See also the next letter. -- Editor


SEARCHING TRADERS' TIPS

Editor,

In the January 1999 S&C, in the Traders' Tip for AIQ TradingExpert, you state that the EDS code can be downloaded from your Website, www.traders. com. Well, I spent 15 minutes looking and still can't find it. Why isn't it linked to the "More Responsive Moving Averages" article, which is the article on which the concept for the tip was based? Why is it so difficult to find?

Jim Stewart, via E-mail

You should have been able to use our Website's search feature to help locate it; unfortunately, we neglected to update our search engine database to include the latest magazine issue. Normally, you should be able to find a reference to most everything published during our past 18 years of Technical Analysis of STOCKS & COMMODITIES, The Traders' Magazine.

Code for the Expert Design Studio (EDS) module of AIQ TradingExpert software, which implements the modified moving average described in Joe Sharp's January 2000 article, "More Responsive Moving Averages," can be found at https://www.traders.com/Documentation/FEEDbk_docs/backissues. html in the January 2000 Traders' Tips. -- Publisher


TRADESTATION CODE FOR MODIFIED MOVING AVERAGE

Editor,

Thanks for a great article by Joe Sharp ("More Responsive Moving Averages," STOCKS & COMMODITIES, January 2000). It sounded like such a good concept, but when I copied the TradeStation code from the Traders' Tips column as it is written on page 81 of that issue, it just doesn't plot the same way as in the examples you gave. In fact, it makes a plot precisely the same as TradeStation's "Custom 1 Line" moving average. I like your idea; however, as this code is written, it's useless. Maybe I'm missing something.

John Bond, via E-mail

MODIFIED MOVING AVERAGE IN EASYLANGUAGE. In the January 2000 Traders' Tips, Gaston Sanchez of Omega Research provided instructions for replicating Joe Sharp's modified moving average in TradeStation.
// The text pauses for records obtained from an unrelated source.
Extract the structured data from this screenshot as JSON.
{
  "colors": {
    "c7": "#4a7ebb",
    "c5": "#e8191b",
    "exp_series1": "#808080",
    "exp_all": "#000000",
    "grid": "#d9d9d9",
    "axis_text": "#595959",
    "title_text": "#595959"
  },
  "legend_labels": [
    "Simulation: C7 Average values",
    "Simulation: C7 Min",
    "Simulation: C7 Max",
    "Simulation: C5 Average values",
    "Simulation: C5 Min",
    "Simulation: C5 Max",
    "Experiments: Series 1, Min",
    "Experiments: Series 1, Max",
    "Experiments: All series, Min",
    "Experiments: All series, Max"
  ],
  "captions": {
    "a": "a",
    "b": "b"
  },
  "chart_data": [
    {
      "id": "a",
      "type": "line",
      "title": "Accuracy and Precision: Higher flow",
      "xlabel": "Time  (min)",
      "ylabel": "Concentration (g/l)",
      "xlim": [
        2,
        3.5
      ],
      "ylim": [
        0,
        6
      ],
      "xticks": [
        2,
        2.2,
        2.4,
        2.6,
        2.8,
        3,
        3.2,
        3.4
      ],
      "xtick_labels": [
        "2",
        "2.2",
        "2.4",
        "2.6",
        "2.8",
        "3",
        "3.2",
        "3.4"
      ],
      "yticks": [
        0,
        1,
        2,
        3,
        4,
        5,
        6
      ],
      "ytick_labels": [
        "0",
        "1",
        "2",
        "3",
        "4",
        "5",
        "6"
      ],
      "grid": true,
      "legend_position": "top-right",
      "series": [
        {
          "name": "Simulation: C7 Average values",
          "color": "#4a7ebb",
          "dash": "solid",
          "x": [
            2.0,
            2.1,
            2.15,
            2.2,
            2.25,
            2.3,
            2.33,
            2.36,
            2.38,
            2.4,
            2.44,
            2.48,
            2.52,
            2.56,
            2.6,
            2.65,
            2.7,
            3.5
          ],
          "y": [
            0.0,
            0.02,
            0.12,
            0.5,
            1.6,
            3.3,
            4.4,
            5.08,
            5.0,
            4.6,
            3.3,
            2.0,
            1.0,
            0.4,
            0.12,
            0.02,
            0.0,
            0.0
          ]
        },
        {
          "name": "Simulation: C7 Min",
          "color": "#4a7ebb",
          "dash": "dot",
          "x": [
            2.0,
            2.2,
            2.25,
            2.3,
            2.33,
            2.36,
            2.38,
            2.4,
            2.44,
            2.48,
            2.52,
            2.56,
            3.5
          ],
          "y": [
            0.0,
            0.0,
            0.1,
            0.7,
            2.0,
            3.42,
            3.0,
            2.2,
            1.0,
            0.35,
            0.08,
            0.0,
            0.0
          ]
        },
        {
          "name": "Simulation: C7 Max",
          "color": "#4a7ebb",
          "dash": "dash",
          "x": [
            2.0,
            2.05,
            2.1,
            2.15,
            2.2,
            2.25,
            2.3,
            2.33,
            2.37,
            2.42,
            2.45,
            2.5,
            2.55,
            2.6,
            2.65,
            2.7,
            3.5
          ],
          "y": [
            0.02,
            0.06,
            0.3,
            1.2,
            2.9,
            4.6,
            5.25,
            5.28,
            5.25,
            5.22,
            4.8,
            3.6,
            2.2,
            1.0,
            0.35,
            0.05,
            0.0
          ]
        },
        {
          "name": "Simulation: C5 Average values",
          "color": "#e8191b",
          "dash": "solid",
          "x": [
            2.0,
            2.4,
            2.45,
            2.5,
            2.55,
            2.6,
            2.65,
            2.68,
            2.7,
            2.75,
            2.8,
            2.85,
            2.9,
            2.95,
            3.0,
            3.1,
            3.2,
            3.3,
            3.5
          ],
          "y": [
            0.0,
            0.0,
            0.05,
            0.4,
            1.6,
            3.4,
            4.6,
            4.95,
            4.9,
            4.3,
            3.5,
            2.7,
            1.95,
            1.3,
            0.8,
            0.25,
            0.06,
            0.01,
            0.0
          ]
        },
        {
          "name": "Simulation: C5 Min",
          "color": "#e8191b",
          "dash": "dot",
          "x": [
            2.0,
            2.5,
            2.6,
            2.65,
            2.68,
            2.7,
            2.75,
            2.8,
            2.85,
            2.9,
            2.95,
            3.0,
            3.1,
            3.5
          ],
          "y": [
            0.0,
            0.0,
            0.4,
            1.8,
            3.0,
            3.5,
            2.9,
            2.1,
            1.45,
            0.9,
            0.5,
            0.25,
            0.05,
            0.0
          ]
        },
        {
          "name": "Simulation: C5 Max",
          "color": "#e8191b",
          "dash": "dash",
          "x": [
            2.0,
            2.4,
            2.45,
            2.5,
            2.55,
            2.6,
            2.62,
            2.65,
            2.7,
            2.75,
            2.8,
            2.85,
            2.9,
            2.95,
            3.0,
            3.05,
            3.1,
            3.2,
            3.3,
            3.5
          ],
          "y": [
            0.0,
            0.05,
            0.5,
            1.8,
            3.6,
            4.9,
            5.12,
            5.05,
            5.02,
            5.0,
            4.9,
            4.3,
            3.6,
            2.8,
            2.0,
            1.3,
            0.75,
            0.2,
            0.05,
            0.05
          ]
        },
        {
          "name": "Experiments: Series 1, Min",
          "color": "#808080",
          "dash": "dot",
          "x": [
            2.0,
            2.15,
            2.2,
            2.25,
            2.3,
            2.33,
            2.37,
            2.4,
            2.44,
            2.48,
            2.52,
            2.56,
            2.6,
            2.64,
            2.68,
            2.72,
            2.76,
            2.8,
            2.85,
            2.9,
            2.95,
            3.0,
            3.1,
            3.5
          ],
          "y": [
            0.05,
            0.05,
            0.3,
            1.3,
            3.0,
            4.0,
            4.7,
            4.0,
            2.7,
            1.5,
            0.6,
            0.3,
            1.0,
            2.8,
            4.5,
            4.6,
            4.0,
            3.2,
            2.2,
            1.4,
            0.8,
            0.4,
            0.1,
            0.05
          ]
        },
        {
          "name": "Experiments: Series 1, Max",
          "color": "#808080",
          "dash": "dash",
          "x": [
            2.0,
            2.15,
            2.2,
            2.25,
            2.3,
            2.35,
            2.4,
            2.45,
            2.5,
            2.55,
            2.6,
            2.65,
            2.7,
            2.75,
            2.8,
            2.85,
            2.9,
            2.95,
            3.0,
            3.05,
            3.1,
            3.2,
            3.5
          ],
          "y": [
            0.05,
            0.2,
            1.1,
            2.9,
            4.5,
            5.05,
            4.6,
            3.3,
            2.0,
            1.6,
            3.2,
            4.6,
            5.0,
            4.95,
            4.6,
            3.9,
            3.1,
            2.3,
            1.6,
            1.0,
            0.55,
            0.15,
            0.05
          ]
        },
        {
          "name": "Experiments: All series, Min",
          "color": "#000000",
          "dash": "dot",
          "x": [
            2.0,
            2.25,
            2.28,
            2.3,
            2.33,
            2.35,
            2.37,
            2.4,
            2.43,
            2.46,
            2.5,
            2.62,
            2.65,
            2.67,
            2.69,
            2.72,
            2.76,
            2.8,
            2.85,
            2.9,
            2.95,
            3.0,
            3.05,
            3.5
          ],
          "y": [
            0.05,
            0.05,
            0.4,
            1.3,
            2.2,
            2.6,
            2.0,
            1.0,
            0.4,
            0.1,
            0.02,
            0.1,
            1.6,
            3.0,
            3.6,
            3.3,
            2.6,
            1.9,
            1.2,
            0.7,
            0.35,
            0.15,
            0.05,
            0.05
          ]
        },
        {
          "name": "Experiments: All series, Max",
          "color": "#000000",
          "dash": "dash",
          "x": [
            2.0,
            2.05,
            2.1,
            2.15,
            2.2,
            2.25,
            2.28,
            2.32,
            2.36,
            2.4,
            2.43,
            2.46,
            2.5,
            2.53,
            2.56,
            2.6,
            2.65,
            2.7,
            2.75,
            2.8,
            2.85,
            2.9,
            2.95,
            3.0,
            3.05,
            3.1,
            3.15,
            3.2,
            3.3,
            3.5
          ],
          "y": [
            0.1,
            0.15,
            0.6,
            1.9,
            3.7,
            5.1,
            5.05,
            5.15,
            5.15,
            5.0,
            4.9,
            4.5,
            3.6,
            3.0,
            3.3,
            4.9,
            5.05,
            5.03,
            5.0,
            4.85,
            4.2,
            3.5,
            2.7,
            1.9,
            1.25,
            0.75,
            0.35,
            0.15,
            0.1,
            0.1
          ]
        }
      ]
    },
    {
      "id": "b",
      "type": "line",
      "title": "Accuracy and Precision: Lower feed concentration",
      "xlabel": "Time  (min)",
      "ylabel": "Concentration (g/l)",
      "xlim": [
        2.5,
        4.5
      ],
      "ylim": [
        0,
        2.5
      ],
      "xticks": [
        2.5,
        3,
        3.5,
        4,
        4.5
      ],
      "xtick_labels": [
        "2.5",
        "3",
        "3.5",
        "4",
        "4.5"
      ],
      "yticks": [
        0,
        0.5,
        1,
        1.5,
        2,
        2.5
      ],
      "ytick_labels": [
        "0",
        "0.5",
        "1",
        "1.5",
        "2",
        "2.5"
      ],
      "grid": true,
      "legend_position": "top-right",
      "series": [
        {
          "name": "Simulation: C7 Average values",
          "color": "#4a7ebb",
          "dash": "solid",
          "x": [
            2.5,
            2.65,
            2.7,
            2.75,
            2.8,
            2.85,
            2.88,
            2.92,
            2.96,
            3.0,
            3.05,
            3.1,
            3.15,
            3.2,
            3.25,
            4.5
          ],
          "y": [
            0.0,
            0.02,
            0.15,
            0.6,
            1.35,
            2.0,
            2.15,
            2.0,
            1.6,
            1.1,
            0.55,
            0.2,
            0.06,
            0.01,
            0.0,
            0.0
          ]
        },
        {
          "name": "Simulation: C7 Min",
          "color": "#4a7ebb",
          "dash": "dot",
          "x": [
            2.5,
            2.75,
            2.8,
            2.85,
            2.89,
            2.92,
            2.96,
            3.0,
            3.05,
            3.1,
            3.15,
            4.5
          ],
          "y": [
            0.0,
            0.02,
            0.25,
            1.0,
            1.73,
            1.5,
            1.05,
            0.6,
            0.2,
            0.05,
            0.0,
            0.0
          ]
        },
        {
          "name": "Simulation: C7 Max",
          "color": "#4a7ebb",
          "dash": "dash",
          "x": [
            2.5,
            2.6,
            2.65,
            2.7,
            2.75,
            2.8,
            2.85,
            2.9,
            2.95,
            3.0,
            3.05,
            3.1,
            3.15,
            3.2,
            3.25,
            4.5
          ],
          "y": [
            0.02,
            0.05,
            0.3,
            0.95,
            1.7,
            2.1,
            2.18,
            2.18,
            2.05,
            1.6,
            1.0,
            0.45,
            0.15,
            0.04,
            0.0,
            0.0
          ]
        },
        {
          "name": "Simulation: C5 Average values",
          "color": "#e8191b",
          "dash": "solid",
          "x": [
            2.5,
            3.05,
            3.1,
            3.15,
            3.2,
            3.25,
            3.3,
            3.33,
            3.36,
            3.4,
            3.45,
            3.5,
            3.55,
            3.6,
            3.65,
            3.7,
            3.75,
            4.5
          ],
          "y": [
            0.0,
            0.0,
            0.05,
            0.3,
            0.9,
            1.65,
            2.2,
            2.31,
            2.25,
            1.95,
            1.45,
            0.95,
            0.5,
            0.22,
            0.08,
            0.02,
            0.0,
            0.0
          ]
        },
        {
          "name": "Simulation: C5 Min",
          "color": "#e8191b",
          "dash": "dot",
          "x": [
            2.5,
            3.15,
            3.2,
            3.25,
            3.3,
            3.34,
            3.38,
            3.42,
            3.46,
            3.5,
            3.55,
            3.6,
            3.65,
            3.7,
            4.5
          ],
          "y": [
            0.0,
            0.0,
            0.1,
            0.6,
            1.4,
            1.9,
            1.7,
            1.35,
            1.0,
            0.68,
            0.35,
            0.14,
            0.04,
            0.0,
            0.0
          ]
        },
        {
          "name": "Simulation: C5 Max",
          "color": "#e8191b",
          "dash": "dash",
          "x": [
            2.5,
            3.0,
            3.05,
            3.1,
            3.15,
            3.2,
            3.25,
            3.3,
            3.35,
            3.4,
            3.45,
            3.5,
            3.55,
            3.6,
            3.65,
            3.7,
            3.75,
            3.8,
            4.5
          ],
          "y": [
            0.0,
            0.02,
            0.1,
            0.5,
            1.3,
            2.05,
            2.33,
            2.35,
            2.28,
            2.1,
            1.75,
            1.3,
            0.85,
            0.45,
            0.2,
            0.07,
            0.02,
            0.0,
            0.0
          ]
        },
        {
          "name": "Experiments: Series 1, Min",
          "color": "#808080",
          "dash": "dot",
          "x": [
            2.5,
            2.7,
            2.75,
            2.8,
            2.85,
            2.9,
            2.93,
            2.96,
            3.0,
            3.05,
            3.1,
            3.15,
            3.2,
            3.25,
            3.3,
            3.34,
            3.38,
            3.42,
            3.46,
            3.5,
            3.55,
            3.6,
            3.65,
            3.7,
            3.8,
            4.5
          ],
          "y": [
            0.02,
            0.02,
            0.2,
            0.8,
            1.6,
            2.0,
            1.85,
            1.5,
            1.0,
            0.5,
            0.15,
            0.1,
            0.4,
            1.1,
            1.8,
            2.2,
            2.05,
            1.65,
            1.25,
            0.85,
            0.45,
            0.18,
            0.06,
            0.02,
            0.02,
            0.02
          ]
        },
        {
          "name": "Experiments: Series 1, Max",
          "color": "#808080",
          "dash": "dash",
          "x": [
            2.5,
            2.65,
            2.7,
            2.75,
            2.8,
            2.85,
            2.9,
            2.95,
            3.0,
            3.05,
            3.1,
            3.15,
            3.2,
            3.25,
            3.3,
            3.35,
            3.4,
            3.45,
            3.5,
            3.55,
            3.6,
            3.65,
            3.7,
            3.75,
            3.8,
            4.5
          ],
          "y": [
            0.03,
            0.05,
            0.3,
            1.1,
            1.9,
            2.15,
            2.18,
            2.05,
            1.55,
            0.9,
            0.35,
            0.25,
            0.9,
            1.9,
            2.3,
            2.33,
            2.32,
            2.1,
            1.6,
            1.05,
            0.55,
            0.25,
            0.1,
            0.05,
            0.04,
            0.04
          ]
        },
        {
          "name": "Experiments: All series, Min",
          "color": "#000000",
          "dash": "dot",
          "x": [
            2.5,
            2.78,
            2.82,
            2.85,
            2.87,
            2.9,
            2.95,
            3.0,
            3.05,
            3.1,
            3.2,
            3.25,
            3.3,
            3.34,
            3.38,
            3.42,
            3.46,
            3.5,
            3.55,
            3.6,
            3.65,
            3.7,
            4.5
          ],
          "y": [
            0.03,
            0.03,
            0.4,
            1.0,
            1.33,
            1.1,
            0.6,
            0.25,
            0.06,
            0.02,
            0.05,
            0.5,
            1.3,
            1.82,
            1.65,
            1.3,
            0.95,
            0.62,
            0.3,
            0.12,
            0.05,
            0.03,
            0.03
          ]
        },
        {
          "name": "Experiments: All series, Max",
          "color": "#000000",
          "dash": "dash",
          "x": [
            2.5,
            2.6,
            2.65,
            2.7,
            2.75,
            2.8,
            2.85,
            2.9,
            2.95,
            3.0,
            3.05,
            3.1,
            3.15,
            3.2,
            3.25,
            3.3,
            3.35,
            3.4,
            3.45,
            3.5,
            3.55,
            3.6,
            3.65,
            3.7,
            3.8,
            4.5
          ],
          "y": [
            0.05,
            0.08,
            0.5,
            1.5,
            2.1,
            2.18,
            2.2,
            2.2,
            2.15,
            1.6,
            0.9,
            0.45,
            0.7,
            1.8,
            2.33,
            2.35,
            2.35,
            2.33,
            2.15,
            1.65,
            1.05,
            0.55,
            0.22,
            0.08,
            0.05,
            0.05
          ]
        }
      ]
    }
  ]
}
This chart demonstrates that changing the input value used to specify the moving average length to a higher number makes the change in the moving average more pronounced.


Joe Sharp replies:
Since that code was contributed by the developers of the software, and since I use MetaStock for my work, I can't explain what the problem is. However, I did provide the basis for the idea in an Excel spreadsheet in my January article, so my immediate advice is to use that as a basis for your work.

Gaston Sanchez of Omega Research replies:
The difference that the user is seeing between the article and the posted EasyLanguage is a result of the input value that is being used for the length of the modified moving average. The default input value that was published in Traders' Tips was 2. Although this value is valid, because the indicator tends to more precisely represent the underlying price, a value of 2 is not large enough to display any difference between the modified average and the price. That is the reason why the modified moving average was displaying the same value as the Custom 1 Line (which simply plots the close of the underlying). A difference between the underlying price and the modified moving average value can be recognized beginning with a length of 3 and above. Also note that the two averages that were displayed in Figure 4 were 10-bar averages.

As an example, I duplicated the standard series test that Joe Sharp performed in his article. I plotted a four-bar simple moving average and a four-bar modified moving average on the standard series of prices. The results, as displayed in Figure 1 here, were exactly the same as those that were displayed in Figure 3 of the article.